Mack-Cali officials said the pandemic has accelerated the merger between technology and real estate to create a seamless, accessible lifestyle that transpires in a variety of locations. With renewed emphasis on flexibility in the workplace — from desks and conference rooms to cafes and lounges to outdoor parks and boardwalks to food delivery and exclusive tenant perks — Mack-Cali officials feel Harborside will provide a fully amenitized campus environment that provides owners and operators space to infuse their offices with services and a diversity of physical settings in the same way hotels and destinations once did, which better supports overall employee wellbeing.

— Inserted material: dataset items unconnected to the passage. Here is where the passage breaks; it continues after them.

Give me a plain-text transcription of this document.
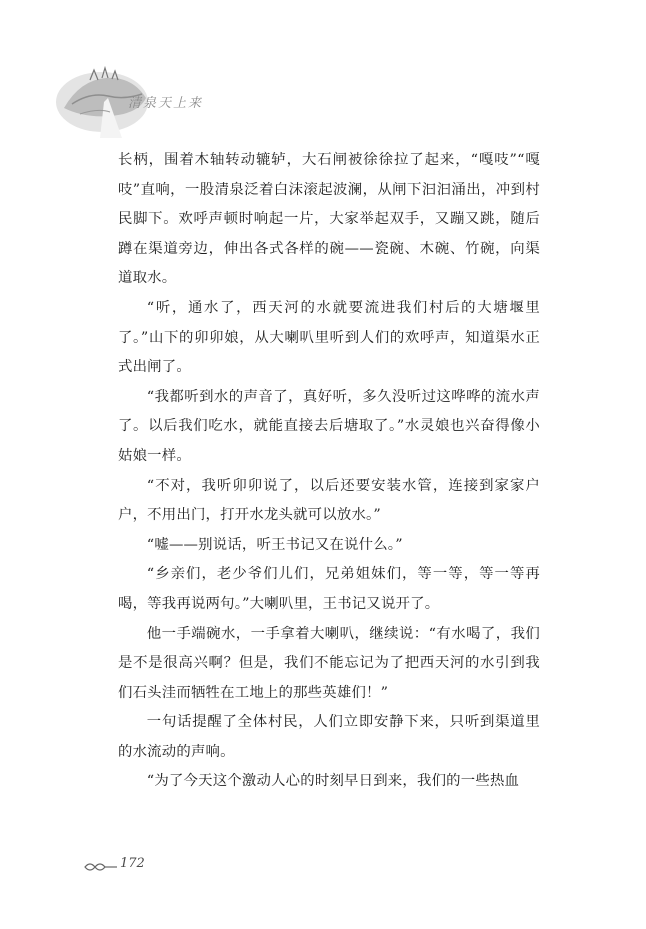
清泉天上来

长柄，围着木轴转动辘轳，大石闸被徐徐拉了起来，“嘎吱”“嘎吱”直响，一股清泉泛着白沫滚起波澜，从闸下汩汩涌出，冲到村民脚下。欢呼声顿时响起一片，大家举起双手，又蹦又跳，随后蹲在渠道旁边，伸出各式各样的碗——瓷碗、木碗、竹碗，向渠道取水。

“听，通水了，西天河的水就要流进我们村后的大塘堰里了。”山下的卯卯娘，从大喇叭里听到人们的欢呼声，知道渠水正式出闸了。

“我都听到水的声音了，真好听，多久没听过这哗哗的流水声了。以后我们吃水，就能直接去后塘取了。”水灵娘也兴奋得像小姑娘一样。

“不对，我听卯卯说了，以后还要安装水管，连接到家家户户，不用出门，打开水龙头就可以放水。”

“嘘——别说话，听王书记又在说什么。”

“乡亲们，老少爷们儿们，兄弟姐妹们，等一等，等一等再喝，等我再说两句。”大喇叭里，王书记又说开了。

他一手端碗水，一手拿着大喇叭，继续说：“有水喝了，我们是不是很高兴啊？但是，我们不能忘记为了把西天河的水引到我们石头洼而牺牲在工地上的那些英雄们！”

一句话提醒了全体村民，人们立即安静下来，只听到渠道里的水流动的声响。

“为了今天这个激动人心的时刻早日到来，我们的一些热血

172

Edward Guiltinan, the company’s senior vice president of leasing, said the repositioning of Harborside aligns well with the return to work.
“In addition to providing first-class office space, we are fortunate to be able to offer wide-ranging amenities and outdoor space for our tenants to enjoy,” he said.
Mack-Cali has tapped CBRE to focus on an elevated retail experience throughout the Harborside campus.
Jersey City Mayor Steve Fulop said he was grateful for the announcement.
“The waterfront is one of Jersey City’s many unique assets, and I’m confident Mack-Cali’s reimagined Harborside will not only be a valuable addition to our growing business community, but, now, with all its additional activations and programming, the local neighborhood will also benefit greatly,” he said. “We appreciate Mack-Cali’s ongoing commitment to creating a best-in-class, mixed-use environment for all of our residents and visitors.”